Ockam, a two-year-old, Bay Area-based company that’s selling tools to developers so they can establish an “architecture for trust” within their connected device applications, has raised $3.2 million in seed funding, including from Core Ventures, Okta Ventures, SGH Capital, and Future Ventures.
This serverless platform for IoT development is being led by CEO Matthew Gregory and CTO Mrinal Wadhwa, two cofounders with noteworthy backgrounds.
Before launching Ockam in the fall of 2017, Gregory was an “intrapreneur” at Microsoft, where he says he helped lead Azure’s pivot into open source software and container services. He also spent a couple of years at Salesforce as a product manager and, interestingly, spent a few years years ago as a system engineer working for Stars & Stripes, a syndicate of the yacht-racing competition America’s Cup where he tells us he led an engineering effort to build custom systems of sensors, analytics software and wireless communications tools needed to help the racing team make better decisions.
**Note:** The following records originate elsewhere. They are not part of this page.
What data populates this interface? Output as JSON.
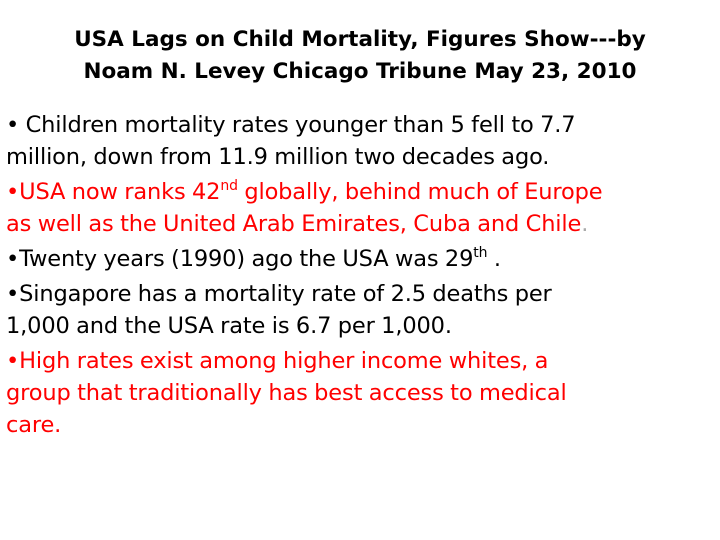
{
  "title": {
    "line1": "USA Lags on Child Mortality, Figures Show---by",
    "line2": "Noam N. Levey Chicago Tribune May 23, 2010"
  },
  "bullets": [
    {
      "bullet": "• ",
      "line1": "Children mortality rates younger than 5 fell to 7.7",
      "line2": "million, down from 11.9 million two decades ago.",
      "color": "#000000"
    },
    {
      "bullet": "•",
      "line1_pre": "USA now ranks 42",
      "line1_sup": "nd",
      "line1_post": " globally, behind much of Europe",
      "line2": "as well as the United Arab Emirates, Cuba and Chile",
      "line2_end": ".",
      "color": "#ff0000"
    },
    {
      "bullet": "•",
      "line1_pre": "Twenty years (1990) ago the USA was 29",
      "line1_sup": "th",
      "line1_post": " .",
      "color": "#000000"
    },
    {
      "bullet": "•",
      "line1": "Singapore has a mortality rate of 2.5 deaths per",
      "line2": "1,000 and the USA rate is 6.7 per 1,000.",
      "color": "#000000"
    },
    {
      "bullet": "•",
      "line1": "High rates exist among higher income whites, a",
      "line2": "group that traditionally has best access to medical",
      "line3": "care.",
      "color": "#ff0000"
    }
  ]
}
Madhwa was meanwhile the CTO of another privately held IoT company, Fybr, that promises real-time data analytics capable of decision making at the edge (versus in the cloud).
Some of what the startup is promising is that, using its technology, IoT systems developers will be able to build more scalable connected systems — as well, crucially, as more secure ones How? Partly through crytpographic keys and partly by assigning credentials to different entities, from devices to people to assets to services (among other things).
The company is one of a growing spate of companies hoping developers will increasingly turn to them instead of building out their own software infrastructure. For example, Particle, a seven-year-old, San Francisco-based platform for Internet of Things devices that has ambitions similar to those of Ockam, recently closed on $40 million in funding in a round that brought its total funding to $81 million).
Ockam has now raised $4.9 million in seed funding altogether, having raised a smaller amount of seed funding from Future Ventures back in May.